The Labour Court in Johannesburg will today hear an application for security for costs amounting to R200 000 made by Bonitas Marketing against an application for a review lodged by a former managing director of the company, Ray Mkhize.
Mkhize wants the court to review a private arbitration by senior advocate Mark Antrobus, which determined that he had been fairly dismissed on charges of misconduct.
Bonitas Marketing is opposing Mkhize’s application on the basis that it is frivolous and vexatious, and has no merit.

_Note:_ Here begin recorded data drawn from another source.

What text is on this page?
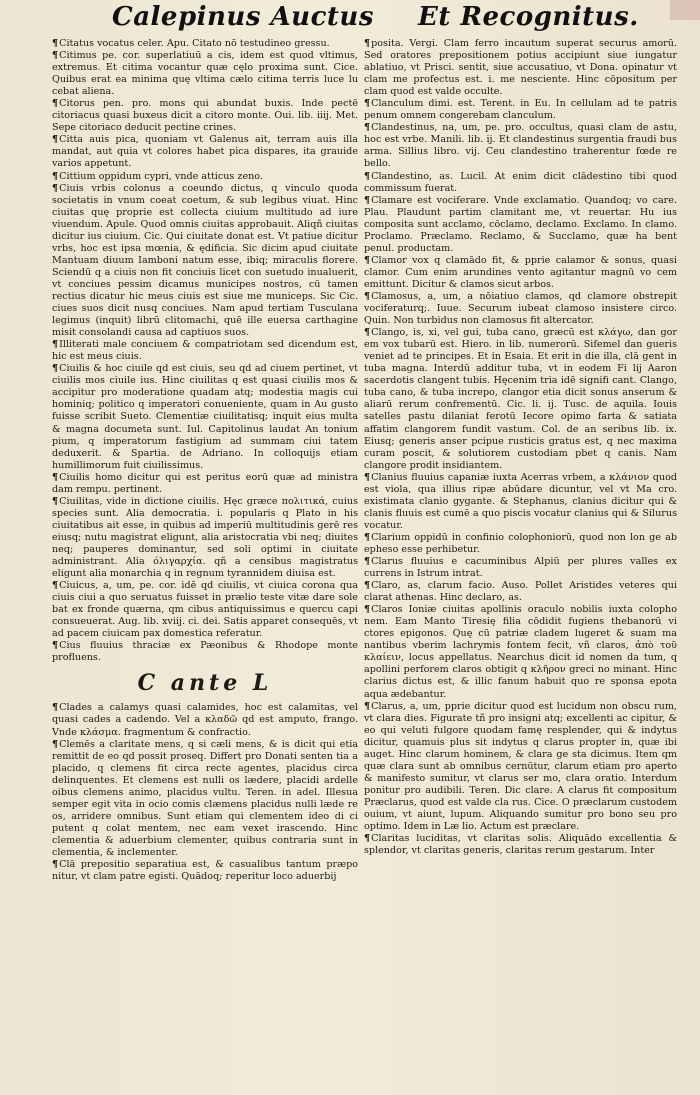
Calepinus Auctus Et Recognitus.

¶Citatus vocatus celer. Apu. Citato nō testudineo gressu.

¶Citimus pe. cor. superlatiuū a cis, idem est quod vltimus, extremus. Et citima vocantur quæ cęlo proxima sunt. Cice. Quibus erat ea minima quę vltima cælo citima terris luce lu cebat aliena.

¶Citorus pen. pro. mons qui abundat buxis. Inde pectē citoriacus quasi buxeus dicit a citoro monte. Oui. lib. iiij. Met. Sepe citoriaco deducit pectine crines.

¶Citta auis pica, quoniam vt Galenus ait, terram auis illa mandat, aut quia vt colores habet pica dispares, ita grauide varios appetunt.

¶Cittium oppidum cypri, vnde atticus zeno.

¶Ciuis vrbis colonus a coeundo dictus, q vinculo quoda societatis in vnum coeat coetum, & sub legibus viuat. Hinc ciuitas quę proprie est collecta ciuium multitudo ad iure viuendum. Apule. Quod omnis ciuitas approbauit. Aliqñ ciuitas dicitur ius ciuium. Cic. Qui ciuitate donat est. Vt patiue dicitur vrbs, hoc est ipsa mœnia, & ędificia. Sic dicim apud ciuitate Mantuam diuum Iamboni natum esse, ibiq; miraculis florere. Sciendū q a ciuis non fit conciuis licet con suetudo inualuerit, vt conciues pessim dicamus municipes nostros, cū tamen rectius dicatur hic meus ciuis est siue me municeps. Sic Cic. ciues suos dicit nusq conciues. Nam apud tertiam Tusculana legimus (inquit) librū clitomachi, quē ille euersa carthagine misit consolandi causa ad captiuos suos.

¶Illiterati male conciuem & compatriotam sed dicendum est, hic est meus ciuis.

¶Ciuilis & hoc ciuile qd est ciuis, seu qd ad ciuem pertinet, vt ciuilis mos ciuile ius. Hinc ciuilitas q est quasi ciuilis mos & accipitur pro moderatione quadam atq; modestia magis cui hominiq; politico q imperatori conueniente, quam in Au gusto fuisse scribit Sueto. Clementiæ ciuilitatisq; inquit eius multa & magna documeta sunt. Iul. Capitolinus laudat An tonium pium, q imperatorum fastigium ad summam ciui tatem deduxerit. & Spartia. de Adriano. In colloquijs etiam humillimorum fuit ciuilissimus.

¶Ciuilis homo dicitur qui est peritus eorū quæ ad ministra dam rempu. pertinent.

¶Ciuilitas, vide in dictione ciuilis. Hęc græce πολιτικά, cuius species sunt. Alia democratia. i. popularis q Plato in his ciuitatibus ait esse, in quibus ad imperiū multitudinis gerē res eiusq; nutu magistrat eligunt, alia aristocratia vbi neq; diuites neq; pauperes dominantur, sed soli optimi in ciuitate administrant. Alia όλιγαρχία. qñ a censibus magistratus eligunt alia monarchia q in regnum tyrannidem diuisa est.

¶Ciuicus, a, um, pe. cor. idē qd ciuilis, vt ciuica corona qua ciuis ciui a quo seruatus fuisset in prælio teste vitæ dare sole bat ex fronde quærna, qm cibus antiquissimus e quercu capi consueuerat. Aug. lib. xviij. ci. dei. Satis apparet consequēs, vt ad pacem ciuicam pax domestica referatur.

¶Cius fluuius thraciæ ex Pæonibus & Rhodope monte profluens.

C ante L

¶Clades a calamys quasi calamides, hoc est calamitas, vel quasi cades a cadendo. Vel a κλαδῶ qd est amputo, frango. Vnde κλάσμα. fragmentum & confractio.

¶Clemēs a claritate mens, q si cæli mens, & is dicit qui etia remittit de eo qd possit proseq. Differt pro Donati senten tia a placido, q clemens fit circa recte agentes, placidus circa delinquentes. Et clemens est nulli os lædere, placidi ardelle oibus clemens animo, placidus vultu. Teren. in adel. Illesua semper egit vita in ocio comis clæmens placidus nulli læde re os, arridere omnibus. Sunt etiam qui clementem ideo di ci putent q colat mentem, nec eam vexet irascendo. Hinc clementia & aduerbium clementer, quibus contraria sunt in clementia, & inclementer.

¶Clā prepositio separatiua est, & casualibus tantum præpo nitur, vt clam patre egisti. Quādoq; reperitur loco aduerbij

¶posita. Vergi. Clam ferro incautum superat securus amorū. Sed oratores prepositionem potius accipiunt siue iungatur ablatiuo, vt Prisci. sentit, siue accusatiuo, vt Dona. opinatur vt clam me profectus est. i. me nesciente. Hinc cōpositum per clam quod est valde occulte.

¶Clanculum dimi. est. Terent. in Eu. In cellulam ad te patris penum omnem congerebam clanculum.

¶Clandestinus, na, um, pe. pro. occultus, quasi clam de astu, hoc est vrbe. Manili. lib. ij. Et clandestinus surgentia fraudi bus arma. Sillius libro. vij. Ceu clandestino traherentur fœde re bello.

¶Clandestino, as. Lucil. At enim dicit clādestino tibi quod commissum fuerat.

¶Clamare est vociferare. Vnde exclamatio. Quandoq; vo care. Plau. Plaudunt partim clamitant me, vt reuertar. Hu ius composita sunt acclamo, cōclamo, declamo. Exclamo. In clamo. Proclamo. Præclamo. Reclamo, & Succlamo, quæ ha bent penul. productam.

¶Clamor vox q clamādo fit, & pprie calamor & sonus, quasi clamor. Cum enim arundines vento agitantur magnū vo cem emittunt. Dicitur & clamos sicut arbos.

¶Clamosus, a, um, a nōiatiuo clamos, qd clamore obstrepit vociferaturq;. Iuue. Securum iubeat clamoso insistere circo. Quin. Non turbidus non clamosus fit altercator.

¶Clango, is, xi, vel gui, tuba cano, græcū est κλάγω, dan gor em vox tubarū est. Hiero. in lib. numerorū. Sifemel dan gueris veniet ad te principes. Et in Esaia. Et erit in die illa, clā gent in tuba magna. Interdū additur tuba, vt in eodem Fi lij Aaron sacerdotis clangent tubis. Hęcenim tria idē signifi cant. Clango, tuba cano, & tuba increpo, clangor etia dicit sonus anserum & aliarū rerum confrementū. Cic. li. ij. Tusc. de aquila. Iouis satelles pastu dilaniat ferotū Iecore opimo farta & satiata affatim clangorem fundit vastum. Col. de an seribus lib. ix. Eiusq; generis anser pcipue rusticis gratus est, q nec maxima curam poscit, & solutiorem custodiam pbet q canis. Nam clangore prodit insidiantem.

¶Clanius fluuius capaniæ iuxta Acerras vrbem, a κλάνιον quod est viola, qua illius ripæ abūdare dicuntur, vel vt Ma cro. existimata clanio gygante. & Stephanus, clanius dicitur qui & clanis fluuis est cumē a quo piscis vocatur clanius qui & Silurus vocatur.

¶Clarium oppidū in confinio colophoniorū, quod non lon ge ab epheso esse perhibetur.

¶Clarus fluuius e cacuminibus Alpiū per plures valles ex currens in Istrum intrat.

¶Claro, as, clarum facio. Auso. Pollet Aristides veteres qui clarat athenas. Hinc declaro, as.

¶Claros Ioniæ ciuitas apollinis oraculo nobilis iuxta colopho nem. Eam Manto Tiresię filia cōdidit fugiens thebanorū vi ctores epigonos. Quę cū patriæ cladem lugeret & suam ma nantibus vberim lachrymis fontem fecit, vñ claros, ἀπὸ τοῦ κλαίειν, locus appellatus. Nearchus dicit id nomen da tum, q apollini perforem claros obtigit q κλῆρον greci no minant. Hinc clarius dictus est, & illic fanum habuit quo re sponsa epota aqua ædebantur.

¶Clarus, a, um, pprie dicitur quod est lucidum non obscu rum, vt clara dies. Figurate tñ pro insigni atq; excellenti ac cipitur, & eo qui veluti fulgore quodam famę resplender, qui & indytus dicitur, quamuis plus sit indytus q clarus propter in, quæ ibi auget. Hinc clarum hominem, & clara ge sta dicimus. Item qm quæ clara sunt ab omnibus cernūtur, clarum etiam pro aperto & manifesto sumitur, vt clarus ser mo, clara oratio. Interdum ponitur pro audibili. Teren. Dic clare. A clarus fit compositum Præclarus, quod est valde cla rus. Cice. O præclarum custodem ouium, vt aiunt, lupum. Aliquando sumitur pro bono seu pro optimo. Idem in Læ lio. Actum est præclare.

¶Claritas luciditas, vt claritas solis. Aliquādo excellentia & splendor, vt claritas generis, claritas rerum gestarum. Inter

A vexatious litigant is in law one who repeatedly goes to court on the same issue.
Bonitas Marketing will also make another application for condonation for failing to file its answering affidavit to Mkhize’s application.
Mkhize, who has remained unemployed since his dismissal, has offered to pledge an unencumbered empty stand in Durban, worth above R100 000, but Bonitas’s lawyers have refused to accept it as security.
Labour law experts have said the demand by Bonitas was unusual and normally applied to foreigners who could flee the country if the judgment was against them.
Mkhize said he opposed the security for costs because it was “going to prevent me from accessing justice in a free and democratic country”.
“Despite knowing that I was unemployed, the applicant [Bonitas] nevertheless, in an oppressive manner, suggested an impossible situation for me. Effectively, the applicant was denying me access to justice. Surely, if I cannot raise the money demanded, I cannot pursue the review application.”
He argued that the application sought to change the labour law jurisprudence in South Africa and intended to legitimise the widely held view that access to justice in the country was for the rich.
Mkhize reported alleged financial irregularities in Bonitas Medical Fund by acting principal officer and trustee Gerhard van Emmenis, who is now the chief of operations, to the Council for Medical Schemes (CMS), which started an investigation.
The CMS successfully applied to court to put Bonitas under curatorship because it was involved in an incomplete property development in KwaZulu-Natal and other investments that put about R80 million of members’ money at risk.
The court declared the six trustees of Bonitas were not fit and proper persons to hold their positions and ordered that they be replaced.
Rather than charging him for complaining to the CMS, Bonitas charged Mkhize with two counts of misconduct for paying R6m in VAT to the SA Revenue Service without board approval. Mkhize claimed this saved the scheme a further R6m in administrative penalties.
At the arbitration, he argued that the VAT misconduct was committed by Van Emmenis between July 2008 and June 2009 when he was the acting managing director for Bonitas Marketing before Mkhize joined the company.